CI/CD and Developer Experience
- Own GitHub Actions across Clubspeed (.NET, Node.js, React, Next.js) and Resova (PHP / Laravel, Angular, MySQL). Build pipelines that are fast, predictable, and trusted by the team.
- Bake quality and security gates into the pipeline - unit and integration tests, SAST, DAST, dependency scanning, SBOM generation, license checks, container scanning, and secrets detection.
- Lead the move away from long-lived credentials in repos. Stand up real secrets management (AWS Secrets Manager, GitHub OIDC, or equivalent) and rotate everything that needs rotating.
Security and Compliance
- Lead the PCI DSS 4.0.1 remediation program, in partnership with the CTO, the engineering leads, and the Manos Group security team.
- Implement and maintain SBOMs and open-source license tracking across all repos.
- Tighten IAM, network segmentation, and audit logging across AWS. Make least privilege a default, not an aspiration.
- Coordinate third-party penetration tests and own the remediation work that comes out of them.
- Keep Vanta accurate and useful, not a check-the-box exercise.
Internal IT
- Own the day-to-day IT experience for the team - laptops, accounts, onboarding, offboarding, MFA, SSO, and the small things that compound into a good or bad working environment.
- Manage endpoint hygiene - device management, antivirus or EDR, patching, and a sane response to lost or compromised devices.
- Be the practical point person for vendor management on the IT side - licensing, renewals, and consolidation opportunities.
Working With Agentic AI
- Embrace and actively use agentic AI tools in your own work - infrastructure changes, pipeline maintenance, incident response, log analysis, and IT operations.
- Build agentic workflows that automate repetitive DevOps and IT work - alert triage, runbook execution, access provisioning, vulnerability triage, and routine support requests.
- Partner with the CTO and the broader Manos Group on cross-portfolio AI initiatives, and share what works back into the group.
Technical Range
- Fluent in Linux, networking fundamentals, and at least one scripting language used in anger (Python or shell, Node.js or PowerShell a bonus).
- Container experience - Docker, ECS, image hygiene, and an opinion about base images and patching.
- Database operations background sufficient to support engineering on MS SQL Server, MySQL, and Redis - backups, restores, performance triage, and migration support.
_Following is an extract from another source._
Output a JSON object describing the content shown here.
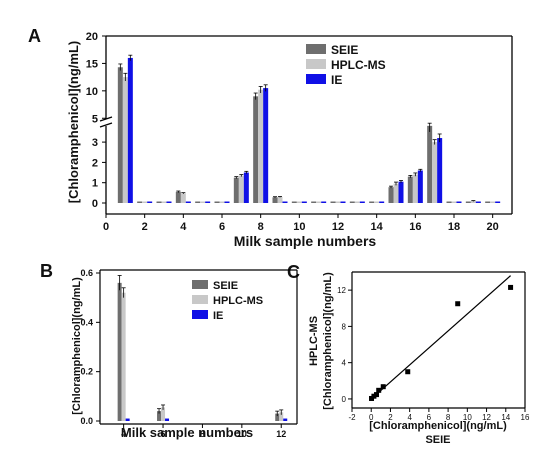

You do not need to be a DBA, but you should not be afraid of one.
- Observability and monitoring experience - CloudWatch is the starting point; experience with an APM (Datadog, New Relic, Dynatrace, Honeycomb, or similar) is valuable.
- Cloudflare or equivalent CDN / WAF experience.
- Hands-on use of modern AI coding and ops tools - Claude Code, Cursor, GitHub Copilot, MCP based agents, or similar - in your own day-to-day work.
Operating Style
- Owner, not coordinator. You take problems end to end, including the unglamorous parts.
- Calm under pressure. Incidents, audits, and migrations are part of the job - they should not be a personality test. Honest about trade-offs. You do not oversell quick wins and you do not hide the cost of doing things properly.
- Communicates well with engineers, executives, auditors, and end users. The IT side of the job requires patience and clarity.
- Bias to automate. If you have done it three times, the fourth time should be a script, a workflow, or an agent.
Desired Candidate Profile
5+ years in a hands-on DevOps, SRE, or platform engineering role, with at least 2 years as the senior or lead DevOps person on a meaningful production environment.
- Direct, hands-on AWS experience across the services in scope - EC2, ECS, Lambda, RDS (SQL Server and MySQL), ElastiCache, SQS, IAM, VPC, CloudWatch. Multi-region experience is a plus.
- Strong Terraform background. You have written and maintained real IaC, not just inherited it.
- GitHub Actions experience at depth - reusable workflows, matrix builds, environments, OIDC to cloud, and the kind of pipeline design that scales beyond a single team.
- Practical security background. You have led or materially contributed to PCI DSS, SOC 2, or equivalent remediation work, and you can read a SAST or dependency report and prioritise it sensibly.